Los Alamos National Laboratory
"Our HPE/NVIDIA system in 2023 will utilize Arm-based NVIDIA Grace CPUs. To this end, Los Alamos National Laboratory has been cooperating with software and hardware vendors in the Arm ecosystem. With this in mind, we have deployed In the early development of test systems, in these systems, we have achieved good results in new code migration and development.

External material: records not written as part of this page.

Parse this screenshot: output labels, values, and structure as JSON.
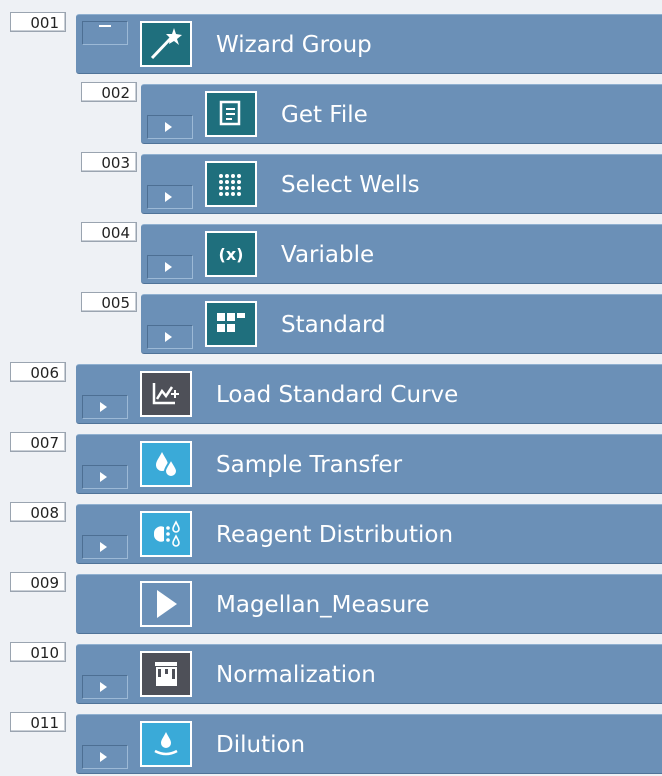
{
  "steps": [
    {
      "number": "001",
      "label": "Wizard Group",
      "icon": "wand-icon",
      "toggle": "collapse"
    },
    {
      "number": "002",
      "label": "Get File",
      "icon": "file-icon",
      "toggle": "expand"
    },
    {
      "number": "003",
      "label": "Select Wells",
      "icon": "wells-grid-icon",
      "toggle": "expand"
    },
    {
      "number": "004",
      "label": "Variable",
      "icon": "variable-icon",
      "icon_text": "(x)",
      "toggle": "expand"
    },
    {
      "number": "005",
      "label": "Standard",
      "icon": "standard-grid-icon",
      "toggle": "expand"
    },
    {
      "number": "006",
      "label": "Load Standard Curve",
      "icon": "curve-icon",
      "toggle": "expand"
    },
    {
      "number": "007",
      "label": "Sample Transfer",
      "icon": "droplets-icon",
      "toggle": "expand"
    },
    {
      "number": "008",
      "label": "Reagent Distribution",
      "icon": "reagent-icon",
      "toggle": "expand"
    },
    {
      "number": "009",
      "label": "Magellan_Measure",
      "icon": "play-icon",
      "toggle": "none"
    },
    {
      "number": "010",
      "label": "Normalization",
      "icon": "normalization-icon",
      "toggle": "expand"
    },
    {
      "number": "011",
      "label": "Dilution",
      "icon": "dilution-icon",
      "toggle": "expand"
    }
  ],
  "colors": {
    "bar": "#6b90b7",
    "teal_icon": "#1f6f7d",
    "light_blue_icon": "#3aaad8",
    "dark_icon": "#4e5058",
    "number_box": "#ffffff"
  }
}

One of the codes is the astrophysics code named Phoebus, and we are actively co-designing its hardware and software."
University of Leicester
Mark Wilkinson, Professor of Theoretical Astrophysics and Director of DiRAC HPC Facilities at the University of Leicester, said: "With the help of ExCALIBUR hardware and Enabling Software Programme and STFC DiRAC HPC facilities, the University of Leicester has recently completed 4 sets of NVIDIA Arm HPC developers. The deployment of the kit is open to all British developers who are interested in testing, porting and optimizing strategic applications in the UK based on the NVIDIA Ampere architecture computing Altra CPU and NVIDIA A100 GPU. “Initiatives like ExCALIBUR keep the UK in the field of computing. Forefront. The addition of this Arm-based acceleration system provides a new opportunity to evaluate the role of accelerators in the rapidly growing and diverse Arm HPC ecosystem. We are very happy to be able to work closely with NVIDIA to push the ecosystem into the next era of accelerated computing. "
Oak Ridge National Laboratory
Ross Miller, a system integration programmer at the National Computing Science Center at Oak Ridge National Laboratory, said: "In the HPC field, performance portability continues to be valued. Oak Ridge National Laboratory looks forward to working with NVIDIA to explore the Widely used deployment."
Software stack enhancement
NVIDIA continues to make rapid progress in enhancing the HPC SDK and supporting Arm-based full-stack machine learning tools. In addition to the HPC SDK, NVIDIA also announced support for the two most commonly used deep learning frameworks: PyTorch and TensorFlow. In addition, the RAPIDS software library suite and NVIDIA Triton inference server will launch an Arm-based version at the end of this year. The NVIDIA Arm HPC Developer Kit is the first step in the realization of an Arm HPC ecosystem with GPU acceleration. NVIDIA is committed to fully supporting Arm-based HPC and AI applications.